In the past I have found situations where it was a few orders of magnitude faster to move the remote data locally, and index it before joining into it.
回答2:
It depends on what you are doing.
If you are running queries that join between tables in the two server instances, and transferring large amounts of data, then you have a bottleneck that you need to be aware of.
If the servers are on their own subnet with a 1GB link, then you should not have to worry a great deal. I would be concerned if the two servers are connected by a shared, slow link.
回答3:
You're going to take a bit of a hit to transfer the results across the wire twice (linked server to SQL Server to your machine). Secondly, it's got to resolve the name and log in, which isn't much of a hit, but it's a hit nonetheless.
Anyway, I've found the only major bottleneck is jumping servers, since it has to transmit the information twice.
回答4:
I use linked servers frequently to synchronise data between environments, mainly because I found it to be the easiest solution to code and manage.
One tip I found, but may not be an option for others, was to run any procedures on the server that has the most data or is doing the most updating/inserting. For example I have a procedure that compares two tables and inserts/updates from A to B. If I ran this on server A it would take many times longer than running the procedure on B. If you don't have a choice where to run our code, and you are stuck on, say, server A, then this advice may not help.

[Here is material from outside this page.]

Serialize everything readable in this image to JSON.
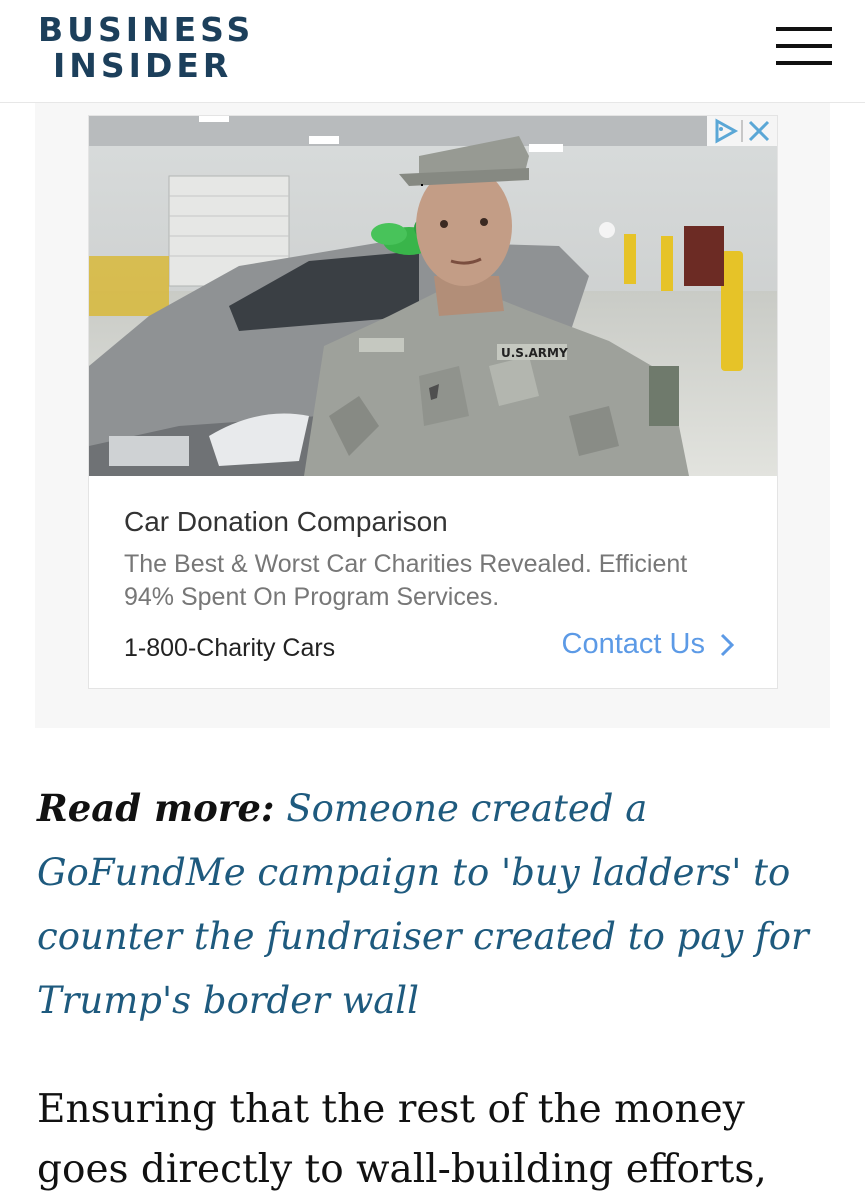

Another tip is to reduce the data returned to the minimum necessary. Whereas you might normally have data returned almost instantly on a local server, if a linked server is some distance away then the latency can be very painful. Be stricter than normal in accessing only those columns you need.
回答5:
I've found that if you're doing outer joins (left/right) the performance degrades fast. It's sometimes faster to select the data from the remote server into a temp table and index it rather than joining across the network. Mostly, the best strategy is to write the query the way it makes sense and then only tune it if performance is a real problem.
回答6:
@George2,
Sam Saffron is correct in this case. When a join is performed locally then SQL Server uses indexes to perform a join and then does lookups for the columns not included into an index definition.
With linked server to do a join all table needs to be transferred from a remote server first, then join is performed. This is a bottle neck. If you can pre-filter all remoted tables before joining them to local tables it will considerably improve performance (e.g. select into #temp tables with good filter to reduce number of rows), then if you need to perform multiple operations against that table you are better off creating an index right away.